Treating PCK is especially difficult because sea lions and dolphins live in water. Eye drops, which are commonly used to treat inflammation in humans, are quickly washed away once an animal returns to the pool. Administering drops multiple times a day also requires extensive training, time and personnel.
“For animals like dolphins, it’s basically impossible to keep them out of the water long enough for eye drops to work,” said Gilger. “Even with sea lions, it takes a lot of effort. A long-lasting treatment would completely change daily care for both the animals and the people who look after them.”
That long-lasting treatment may come in the form of tiny ocular implants. These implants slowly release an immunosuppressive drug, called tacrolimus, directly near the eye, reducing inflammation over months or even years. Similar implants already exist for humans and have been used experimentally in animals, but they are not designed for marine mammals. As a result, veterinarians often have to guess at dosing, use multiple implants and rely on surgical procedures that require anesthesia.

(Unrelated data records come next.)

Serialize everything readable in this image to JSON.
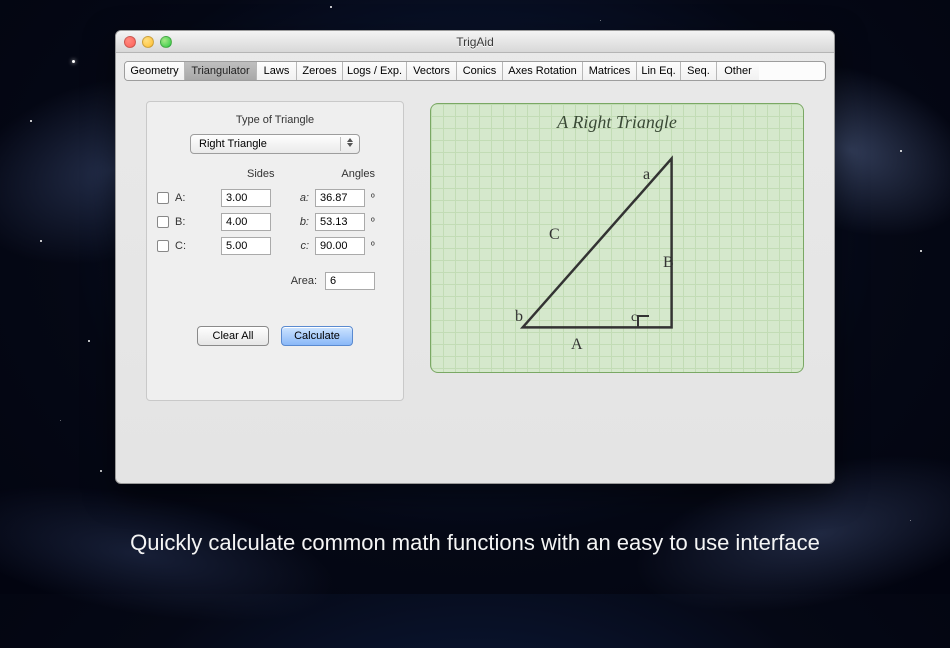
{
  "window": {
    "title": "TrigAid"
  },
  "tabs": [
    "Geometry",
    "Triangulator",
    "Laws",
    "Zeroes",
    "Logs / Exp.",
    "Vectors",
    "Conics",
    "Axes Rotation",
    "Matrices",
    "Lin Eq.",
    "Seq.",
    "Other"
  ],
  "active_tab_index": 1,
  "panel": {
    "heading": "Type of Triangle",
    "select_value": "Right Triangle",
    "col_sides": "Sides",
    "col_angles": "Angles",
    "rows": [
      {
        "side_label": "A:",
        "side_value": "3.00",
        "angle_label": "a:",
        "angle_value": "36.87"
      },
      {
        "side_label": "B:",
        "side_value": "4.00",
        "angle_label": "b:",
        "angle_value": "53.13"
      },
      {
        "side_label": "C:",
        "side_value": "5.00",
        "angle_label": "c:",
        "angle_value": "90.00"
      }
    ],
    "degree": "º",
    "area_label": "Area:",
    "area_value": "6",
    "clear_label": "Clear All",
    "calc_label": "Calculate"
  },
  "diagram": {
    "title": "A Right Triangle",
    "labels": {
      "a": "a",
      "b": "b",
      "c": "c",
      "A": "A",
      "B": "B",
      "C": "C"
    }
  },
  "caption": "Quickly calculate common math functions with an easy to use interface"
}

The goal of this new research is to design implants specifically for sea lions and dolphins that deliver the right amount of drug, last longer and are easier to place. Some versions may even be injectable, eliminating the need for surgery.
This is where Ehrmann’s specialty, mass spectrometry, becomes essential. Mass spectrometry is a highly sensitive chemical measurement technique that can detect extremely small amounts of a substance in complex samples like tears or tissue.

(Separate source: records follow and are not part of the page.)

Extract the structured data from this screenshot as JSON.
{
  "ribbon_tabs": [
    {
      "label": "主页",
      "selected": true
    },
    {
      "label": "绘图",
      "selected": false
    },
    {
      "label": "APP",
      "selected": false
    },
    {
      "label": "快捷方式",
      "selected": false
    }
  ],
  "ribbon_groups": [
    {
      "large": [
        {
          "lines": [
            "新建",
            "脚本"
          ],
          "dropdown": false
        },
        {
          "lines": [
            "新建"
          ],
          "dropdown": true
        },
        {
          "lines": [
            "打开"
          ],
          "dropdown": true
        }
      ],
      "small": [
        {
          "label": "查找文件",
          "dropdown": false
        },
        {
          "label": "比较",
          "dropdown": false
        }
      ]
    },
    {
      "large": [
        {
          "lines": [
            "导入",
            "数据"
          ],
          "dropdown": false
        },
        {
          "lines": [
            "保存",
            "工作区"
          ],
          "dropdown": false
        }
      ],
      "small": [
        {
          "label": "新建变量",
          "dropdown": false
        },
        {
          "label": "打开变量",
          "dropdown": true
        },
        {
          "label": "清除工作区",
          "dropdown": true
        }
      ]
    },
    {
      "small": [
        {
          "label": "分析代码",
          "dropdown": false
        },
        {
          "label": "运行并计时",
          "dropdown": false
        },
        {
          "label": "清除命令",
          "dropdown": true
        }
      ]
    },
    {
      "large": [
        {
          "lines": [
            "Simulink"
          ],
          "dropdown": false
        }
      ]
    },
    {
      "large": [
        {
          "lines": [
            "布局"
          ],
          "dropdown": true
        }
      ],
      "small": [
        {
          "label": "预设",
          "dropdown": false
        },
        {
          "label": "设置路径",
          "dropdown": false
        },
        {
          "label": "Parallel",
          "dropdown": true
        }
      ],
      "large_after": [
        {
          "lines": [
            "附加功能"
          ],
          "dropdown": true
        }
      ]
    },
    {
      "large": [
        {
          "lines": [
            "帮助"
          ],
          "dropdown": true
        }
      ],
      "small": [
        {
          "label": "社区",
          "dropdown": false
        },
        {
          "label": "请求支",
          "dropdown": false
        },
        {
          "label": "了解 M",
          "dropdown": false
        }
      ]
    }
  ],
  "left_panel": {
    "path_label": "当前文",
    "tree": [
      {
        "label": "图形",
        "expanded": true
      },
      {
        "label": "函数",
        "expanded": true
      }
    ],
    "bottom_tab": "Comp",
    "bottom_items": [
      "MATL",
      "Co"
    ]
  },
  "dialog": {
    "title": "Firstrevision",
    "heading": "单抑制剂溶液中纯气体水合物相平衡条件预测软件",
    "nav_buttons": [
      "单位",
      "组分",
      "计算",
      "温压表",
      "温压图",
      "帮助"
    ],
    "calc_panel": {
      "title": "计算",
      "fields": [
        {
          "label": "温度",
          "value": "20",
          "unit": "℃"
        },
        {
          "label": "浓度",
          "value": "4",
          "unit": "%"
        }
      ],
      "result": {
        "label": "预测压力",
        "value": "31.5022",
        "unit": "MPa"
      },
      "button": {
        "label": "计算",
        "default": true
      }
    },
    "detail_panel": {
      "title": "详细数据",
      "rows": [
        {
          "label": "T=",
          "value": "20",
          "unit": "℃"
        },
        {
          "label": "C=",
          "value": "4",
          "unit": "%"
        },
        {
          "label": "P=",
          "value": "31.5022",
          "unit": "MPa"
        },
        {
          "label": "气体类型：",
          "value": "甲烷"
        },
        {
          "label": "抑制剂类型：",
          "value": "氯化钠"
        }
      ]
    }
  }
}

“At the most basic level, we’re answering a simple question,” said Ehrmann. “How much of the drug is actually getting to the eye and how long does it stay there?”
To find out, researchers collect small tear samples from animals after the implant is placed. Those tears contain trace amounts of tacrolimus released from the implant. Ehrmann’s team extracts the drug from the liquid and analyzes it using a highly sensitive instrument called a triple quadrupole mass spectrometer.

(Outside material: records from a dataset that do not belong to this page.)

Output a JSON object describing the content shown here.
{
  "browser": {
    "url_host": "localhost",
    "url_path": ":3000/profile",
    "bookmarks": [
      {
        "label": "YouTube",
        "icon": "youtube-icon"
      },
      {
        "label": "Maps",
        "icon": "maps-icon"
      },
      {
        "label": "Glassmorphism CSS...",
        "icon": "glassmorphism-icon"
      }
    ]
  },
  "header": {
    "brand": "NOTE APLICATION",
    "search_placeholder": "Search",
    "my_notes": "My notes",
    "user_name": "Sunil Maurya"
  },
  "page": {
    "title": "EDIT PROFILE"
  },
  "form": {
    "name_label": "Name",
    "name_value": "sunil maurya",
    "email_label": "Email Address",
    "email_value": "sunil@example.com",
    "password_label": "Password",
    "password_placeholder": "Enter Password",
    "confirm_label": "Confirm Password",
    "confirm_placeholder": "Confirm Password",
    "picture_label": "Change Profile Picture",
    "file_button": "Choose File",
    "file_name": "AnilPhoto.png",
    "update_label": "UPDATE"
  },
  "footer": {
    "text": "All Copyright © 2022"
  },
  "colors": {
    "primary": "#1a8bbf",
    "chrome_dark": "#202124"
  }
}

“This type of instrument is the gold standard when you need to measure very low concentrations,” she said. “It doesn’t just weigh the drug molecule. It breaks it into pieces and looks at a unique fingerprint. That’s how we know with confidence that we’re measuring tacrolimus and not something else.”
Working with marine samples presents extra challenges. Salt from seawater and natural compounds from tissue can interfere with measurements. Ehrmann’s team addresses this by carefully preparing samples to remove salts and by using specialized equipment that diverts unwanted material away from the instrument.
By analyzing tear samples collected over time, the researchers can build a curve showing how the drug is released and absorbed—a kind of timeline of exposure. That information is shared with the veterinary team, which compares it with eye exams and clinical scores.
“It’s very collaborative,” said Ehrmann. “They give us samples, we give them quantitative data, and together we figure out whether the implant is doing what it’s supposed to do.”
The impact of this work extends beyond animal welfare. For the Department of Defense, healthier marine mammals mean improved operational readiness and lower costs. A single implant that lasts years could replace daily treatments that demand significant staff time and resources.
“If we can keep these animals comfortable and visual with minimal intervention, that’s a huge win not just for the Navy, but for the animals themselves,” said Gilger. “The benefits, though, may reach even further. Similar eye diseases affect horses and humans, and advances made in marine mammals could one day inform treatments across species.”